I have a horse in this race; I’ve written a book about it, and have been teaching it at Arizona State University’s Walter Cronkite School of Journalism & Mass Communication. In the summer of 2015, I led a “massive open online course” (MOOC) called “Overcoming Information Overload.” A colleague in that project, Kristy Roschke, has analyzed the MOOC data and says it conforms with published research. (Note: My book is published under a Creative Commons license, and so are the MOOC course materials, which means they’re available for download, re-use, and remixing.)

For all its obvious value, media literacy hasn’t penetrated nearly as deeply as it should and isn’t being taught enough where it matters most: in our K-12 schools. In most districts it’s an afterthought, at best. And let’s be clear: In many parts of the United States, teaching real critical thinking would be considered by reality-denying ideologues to be a dangerously radical act.

Another vital cultural institution could, and should, have taken this on decades ago. I’m talking about the journalism trade.

Brian Stelter’s recent CNN commentaries have been a heartening demonstration of what media organizations could be doing. But it’s tragic and damaging—to journalists themselves as well as society—that they haven’t made this a core mission. Since they haven’t, what’s the next useful point of leverage?

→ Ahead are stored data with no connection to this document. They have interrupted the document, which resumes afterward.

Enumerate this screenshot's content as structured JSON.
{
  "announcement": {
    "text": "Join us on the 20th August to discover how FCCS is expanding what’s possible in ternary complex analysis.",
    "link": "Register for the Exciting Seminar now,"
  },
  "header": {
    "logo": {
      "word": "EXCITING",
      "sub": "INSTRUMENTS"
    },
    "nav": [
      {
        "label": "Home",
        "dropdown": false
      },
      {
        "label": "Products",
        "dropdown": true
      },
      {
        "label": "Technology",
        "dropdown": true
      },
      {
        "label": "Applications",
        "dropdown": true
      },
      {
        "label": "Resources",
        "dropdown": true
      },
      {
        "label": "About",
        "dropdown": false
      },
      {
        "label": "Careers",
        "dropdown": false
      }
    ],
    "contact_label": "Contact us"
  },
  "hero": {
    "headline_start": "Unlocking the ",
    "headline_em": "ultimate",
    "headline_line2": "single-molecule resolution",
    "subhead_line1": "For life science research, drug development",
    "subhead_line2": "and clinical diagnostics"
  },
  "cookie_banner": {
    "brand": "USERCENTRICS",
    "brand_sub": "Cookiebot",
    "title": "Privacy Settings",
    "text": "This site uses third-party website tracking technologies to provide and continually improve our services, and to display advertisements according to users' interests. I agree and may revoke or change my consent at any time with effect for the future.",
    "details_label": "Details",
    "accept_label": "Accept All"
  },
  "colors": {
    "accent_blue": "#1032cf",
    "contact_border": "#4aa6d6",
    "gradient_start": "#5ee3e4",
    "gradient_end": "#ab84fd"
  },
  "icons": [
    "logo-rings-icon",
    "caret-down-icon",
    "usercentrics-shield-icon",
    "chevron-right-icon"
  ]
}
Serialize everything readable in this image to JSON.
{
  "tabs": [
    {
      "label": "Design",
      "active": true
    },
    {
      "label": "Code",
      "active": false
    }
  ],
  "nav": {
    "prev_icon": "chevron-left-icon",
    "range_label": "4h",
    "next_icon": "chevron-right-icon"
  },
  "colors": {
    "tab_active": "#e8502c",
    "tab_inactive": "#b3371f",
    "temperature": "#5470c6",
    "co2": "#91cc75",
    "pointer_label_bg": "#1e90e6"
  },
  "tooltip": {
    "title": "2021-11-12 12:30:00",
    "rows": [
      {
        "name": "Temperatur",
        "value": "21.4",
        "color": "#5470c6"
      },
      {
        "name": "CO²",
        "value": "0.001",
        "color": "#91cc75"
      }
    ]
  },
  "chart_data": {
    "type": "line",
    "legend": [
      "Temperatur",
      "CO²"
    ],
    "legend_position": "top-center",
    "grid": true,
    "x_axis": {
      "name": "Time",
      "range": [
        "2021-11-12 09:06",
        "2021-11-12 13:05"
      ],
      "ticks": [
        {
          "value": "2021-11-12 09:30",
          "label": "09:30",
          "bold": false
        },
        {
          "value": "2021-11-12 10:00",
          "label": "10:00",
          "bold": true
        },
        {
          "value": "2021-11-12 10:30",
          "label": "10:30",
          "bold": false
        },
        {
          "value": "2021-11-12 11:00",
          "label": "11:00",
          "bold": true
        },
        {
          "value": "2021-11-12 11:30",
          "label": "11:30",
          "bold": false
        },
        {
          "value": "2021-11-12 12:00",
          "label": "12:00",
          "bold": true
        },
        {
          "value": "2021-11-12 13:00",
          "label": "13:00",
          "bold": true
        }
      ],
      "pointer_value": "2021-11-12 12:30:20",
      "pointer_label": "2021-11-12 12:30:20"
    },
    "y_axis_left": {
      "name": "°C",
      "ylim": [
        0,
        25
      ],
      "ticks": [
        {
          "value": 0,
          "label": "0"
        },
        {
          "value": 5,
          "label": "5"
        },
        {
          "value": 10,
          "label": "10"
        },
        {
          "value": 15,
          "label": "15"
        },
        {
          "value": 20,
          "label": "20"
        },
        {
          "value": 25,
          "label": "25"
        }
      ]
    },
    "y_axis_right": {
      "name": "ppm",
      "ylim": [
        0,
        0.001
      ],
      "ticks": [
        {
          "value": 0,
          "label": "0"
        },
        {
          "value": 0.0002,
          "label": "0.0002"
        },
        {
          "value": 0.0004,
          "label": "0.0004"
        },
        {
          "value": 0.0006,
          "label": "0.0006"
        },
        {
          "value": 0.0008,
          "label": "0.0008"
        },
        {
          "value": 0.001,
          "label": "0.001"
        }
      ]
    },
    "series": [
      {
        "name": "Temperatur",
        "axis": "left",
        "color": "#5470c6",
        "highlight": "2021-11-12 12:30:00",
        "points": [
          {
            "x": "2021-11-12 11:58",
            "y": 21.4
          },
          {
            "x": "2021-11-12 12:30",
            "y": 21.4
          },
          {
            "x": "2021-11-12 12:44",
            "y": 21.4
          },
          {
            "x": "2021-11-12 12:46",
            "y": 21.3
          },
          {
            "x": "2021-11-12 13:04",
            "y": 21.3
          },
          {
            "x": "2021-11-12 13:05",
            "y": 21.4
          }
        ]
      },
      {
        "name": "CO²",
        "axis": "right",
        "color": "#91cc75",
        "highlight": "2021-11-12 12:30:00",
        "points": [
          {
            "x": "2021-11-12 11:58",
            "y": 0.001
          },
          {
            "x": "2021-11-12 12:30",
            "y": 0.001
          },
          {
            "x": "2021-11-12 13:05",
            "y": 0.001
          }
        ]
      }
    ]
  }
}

The tech platforms are leverage to the nth power. That worries me. It is deeply unhealthy that a few giant companies—Facebook in particular—have become the epicenter of national and even global conversation. Their dominance is part of a re-centralization of communications that is already having dangerous consequences for freedom of speech, freedom of assembly, and much more. I’d much rather see a combination of broad media literacy and a re-decentralized internet.

But their dominance exists, today. So I’m asking them to become the champions for a culture that values truth over lies, can tell the difference, and can act to help assure that truth has a fighting chance against the manipulators who are so efficiently poisoning our public discourse.

What specifically can they do? Among other things:

They can put media literacy front and center on their services. They can draw on the best work in the field—and ask for advice from super-experts like Renee Hobbs and Howard Rheingold (compared with them, I’m barely a dilettante in the field). The goal should be to help the rest of us understand why this matters so much and, more importantly, what we can do about it, individually and as members of communities.

They can give third parties ways to help users manage the information flow, not just to avoid bogus information but, crucially, also ensure that they see competing ideas challenging their own biases.

They can offer better tools to users who a) don’t want to see fake news and other lies; b) want to help online communities police themselves; c) be better organized in their own consumption of media.

Those are just a few of the many useful ways the platforms could bring media literacy to a vastly broader public.

Will this solve the problem that’s been getting worse for a long time? Of course not. But it will help. That’s a lot better than giving up and sinking further into a swamp that at some point becomes impossible to escape.

This is an emergency. Truth and context need powerful allies, and need them right now.